Dapagliflozin had no effects on mating, fertility, or early embryonic development in treated male or female rats at exposure multiples less than or equal to 1708-times and 998-times the maximum recommended human dose in males and females, respectively.
Metformin HCl
Long-term carcinogenicity studies have been performed in rats (dosing duration of 104 weeks) and mice (dosing duration of 91 weeks) at doses up to and including 900 and 1500 mg/kg/day, respectively. These doses are both approximately 4-times the maximum recommended human dose of 2000 mg based on body surface area comparisons. No evidence of carcinogenicity with metformin was found in either male or female mice. Similarly, there was no tumorigenic potential observed with metformin in male rats. There was, however, an increased incidence of benign stromal uterine polyps in female rats treated with 900 mg/kg/day.

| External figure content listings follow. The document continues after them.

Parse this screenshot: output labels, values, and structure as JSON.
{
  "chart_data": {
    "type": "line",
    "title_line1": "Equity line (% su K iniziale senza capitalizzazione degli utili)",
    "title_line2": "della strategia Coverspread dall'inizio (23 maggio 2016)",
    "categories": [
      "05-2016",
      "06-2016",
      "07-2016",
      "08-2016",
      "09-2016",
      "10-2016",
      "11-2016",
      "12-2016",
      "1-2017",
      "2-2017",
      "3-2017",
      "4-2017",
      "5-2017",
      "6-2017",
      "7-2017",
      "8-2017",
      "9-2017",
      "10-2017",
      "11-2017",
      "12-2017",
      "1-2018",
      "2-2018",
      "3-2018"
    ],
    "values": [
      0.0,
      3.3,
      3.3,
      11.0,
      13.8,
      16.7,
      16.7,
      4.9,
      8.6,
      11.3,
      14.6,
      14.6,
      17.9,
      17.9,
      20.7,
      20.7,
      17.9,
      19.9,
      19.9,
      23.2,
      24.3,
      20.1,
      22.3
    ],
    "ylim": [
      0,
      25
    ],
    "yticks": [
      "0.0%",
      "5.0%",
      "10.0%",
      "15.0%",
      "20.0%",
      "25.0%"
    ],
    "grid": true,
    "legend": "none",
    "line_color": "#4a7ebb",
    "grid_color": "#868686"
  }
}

There was no evidence of a mutagenic potential of metformin in the following in vitro tests: Ames test (S. typhimurium), gene mutation test (mouse lymphoma cells), or chromosomal aberrations test (human lymphocytes). Results in the in vivo mouse micronucleus test were also negative.
Fertility of male or female rats was unaffected by metformin when administered at doses as high as 600 mg/kg/day, which is approximately 3-times the maximum recommended human dose based on body surface area comparisons.